Other tips included doing teacher appreciation days and asking parents to provide lunch for teachers. She also said to find ways to give staff a more balanced workday and apply the Goldilocks principle by giving them more breaks.
One technique that she has used is to “stop, breathe and be,” in which you briefly pause every time you do an activity you do several times a day, such as washing hands or turning on a computer.

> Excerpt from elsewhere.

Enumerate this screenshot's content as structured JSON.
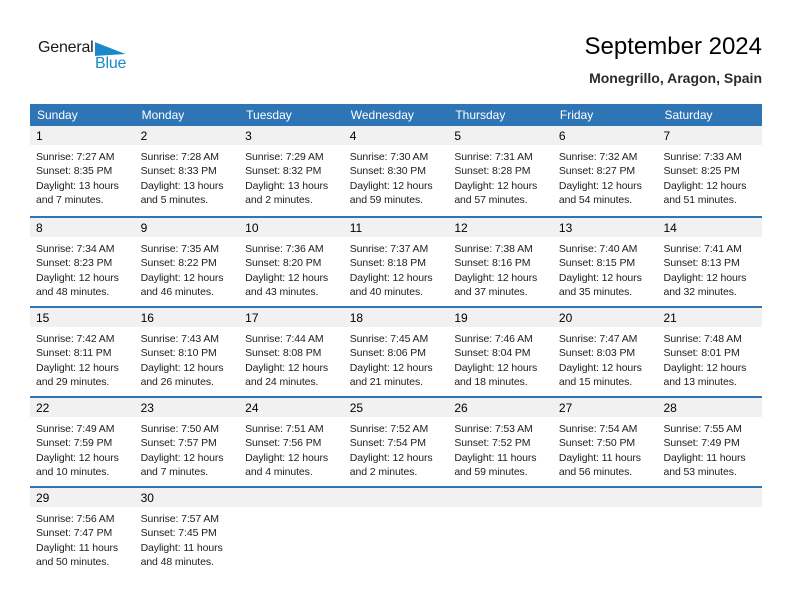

Dr. Nerurkar did that in her clinical practice before she turned the doorknob to enter a patient’s room.
Such incremental things can have a cumulative effect by the end of the day.
She also suggested adding a small graphic to each room, perhaps a small triangle of dots or a logo, and tell the kids and teachers that each time they see it, they should “stop, breathe and be.”
“The pace of modern life is very frantic,” she said. And while meditation and exercise are great, we only do them once a day. But doing something 20 times a day for a few seconds can have a big effect on resilience and changing our brain chemistry.
Dr. Nerurkar’s full keynote speech will be available until Aug. 21 to those who registered for The Business of Child Care Conference. Thanks to all who attended and shared their stories of stress and finding resiliency!